Tunisia is up to its neck in debt and dependent on blocs considered to be Israel's allies, such as the United States and Europe. According to some analysts, this economic fragility could explain why the authorities have not resorted to international criminal justice. Hatem M'rad, a professor of political science at El Manar University in Tunis, believes "that would be considered an insolent act".
And while the diplomats stall, virulent official rhetoric led by Saied is probably intended more for "internal consumption", thinks a former Tunisian foreign minister wishing not to be named in view of arrests of government critics in the past year. This rhetoric is in tune with the emotions and passions of the crowds, who took to the streets as soon as the bombing of Gaza began. It has been accompanied by Tunisia sending several trucks of humanitarian aid and receiving some of the wounded in Tunisian hospitals.
Tunisia's position on an ICC referral may not be definitive. "A new group of countries is preparing to refer Palestine to the ICC. We would like Tunisia to join them," says Shawan Jabarin, director of Palestinian human rights organisation Al-Haq.
On December 6, former head of the Tunisian National Bar Association Chawki Tabib said on Facebook that the Palestinian Bar Association had asked him to seize the ICC. He has filed a communication to the ICC on alleged war crimes committed by 19 Israeli political and security officials.
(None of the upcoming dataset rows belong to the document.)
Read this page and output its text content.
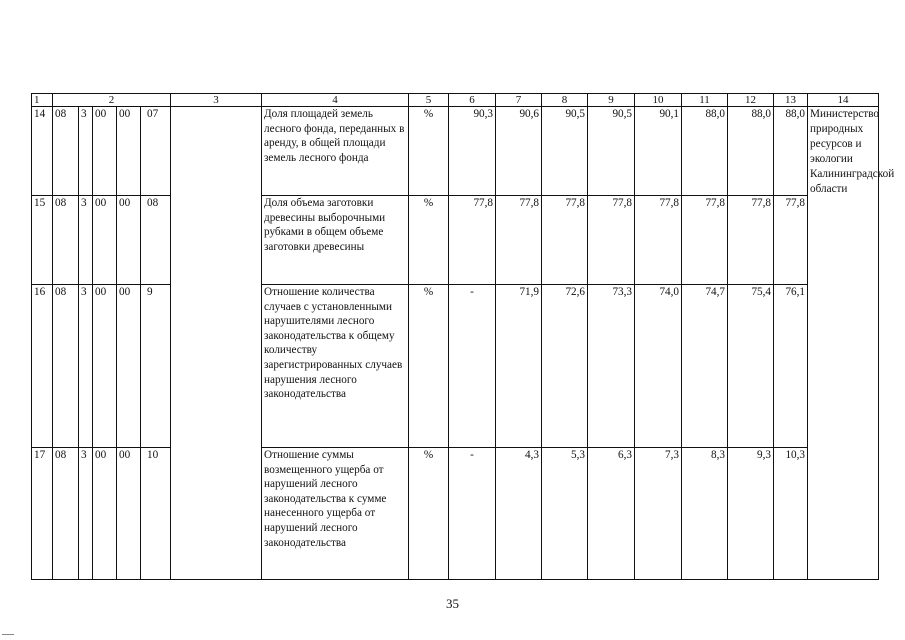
1	2					3	4	5	6	7	8	9	10	11	12	13	14
14	08	3	00	00	07		Доля площадей земель лесного фонда, переданных в аренду, в общей площади земель лесного фонда	%	90,3	90,6	90,5	90,5	90,1	88,0	88,0	88,0	Министерство природных ресурсов и экологии Калининградской области
15	08	3	00	00	08		Доля объема заготовки древесины выборочными рубками в общем объеме заготовки древесины	%	77,8	77,8	77,8	77,8	77,8	77,8	77,8	77,8	
16	08	3	00	00	9		Отношение количества случаев с установленными нарушителями лесного законодательства к общему количеству зарегистрированных случаев нарушения лесного законодательства	%	-	71,9	72,6	73,3	74,0	74,7	75,4	76,1	
17	08	3	00	00	10		Отношение суммы возмещенного ущерба от нарушений лесного законодательства к сумме нанесенного ущерба от нарушений лесного законодательства	%	-	4,3	5,3	6,3	7,3	8,3	9,3	10,3	
35
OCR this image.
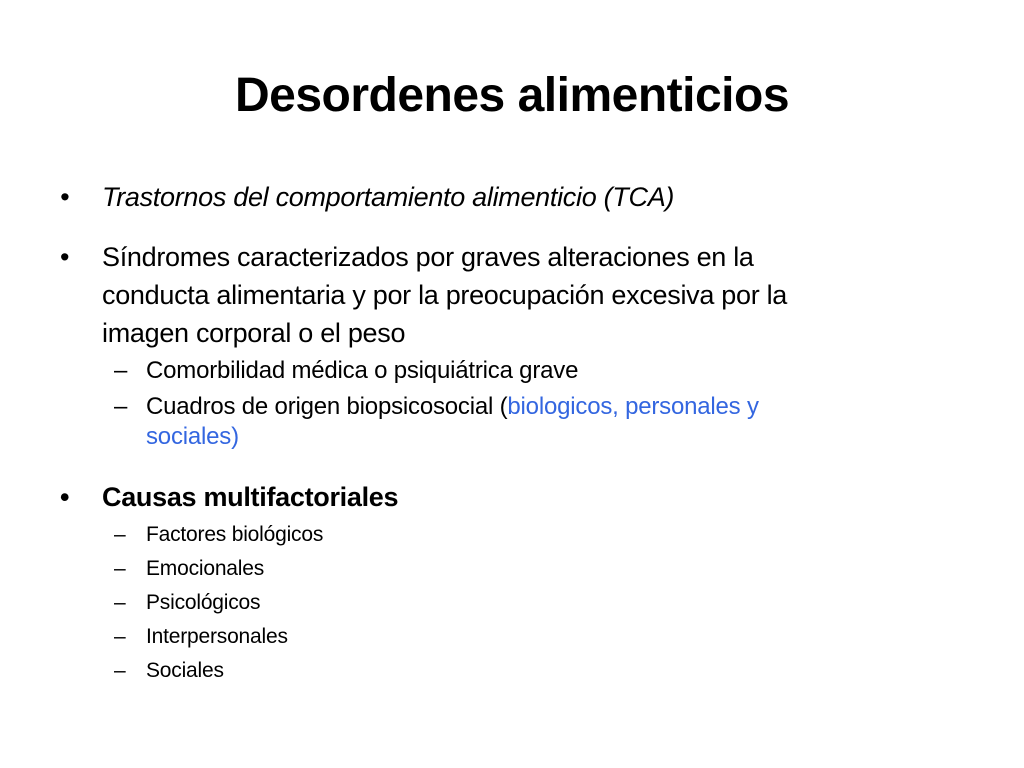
Desordenes alimenticios
•	Trastornos del comportamiento alimenticio (TCA)
•	Síndromes caracterizados por graves alteraciones en la
conducta alimentaria y por la preocupación excesiva por la
imagen corporal o el peso
– Comorbilidad médica o psiquiátrica grave
– Cuadros de origen biopsicosocial (biologicos, personales y
sociales)
•	Causas multifactoriales
– Factores biológicos
– Emocionales
– Psicológicos
– Interpersonales
– Sociales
Tabib points out that under Article 13 of the Rome Statute (ICC founding treaty), only States Parties (ICC member states) or the UN Security Council may "refer" cases to the ICC. But for the group he represents, this communication represents a "duty of conscience".
"We want to confront the court in The Hague with its legal, moral and political responsibilities," Tabib said on December 9 on Palestinian radio station Sawt Falastin, "so that we, as Arabs and Palestinians, are not one day reproached for having remained silent and not considered this legal alternative to a humanitarian tragedy that is still unfolding before our very eyes."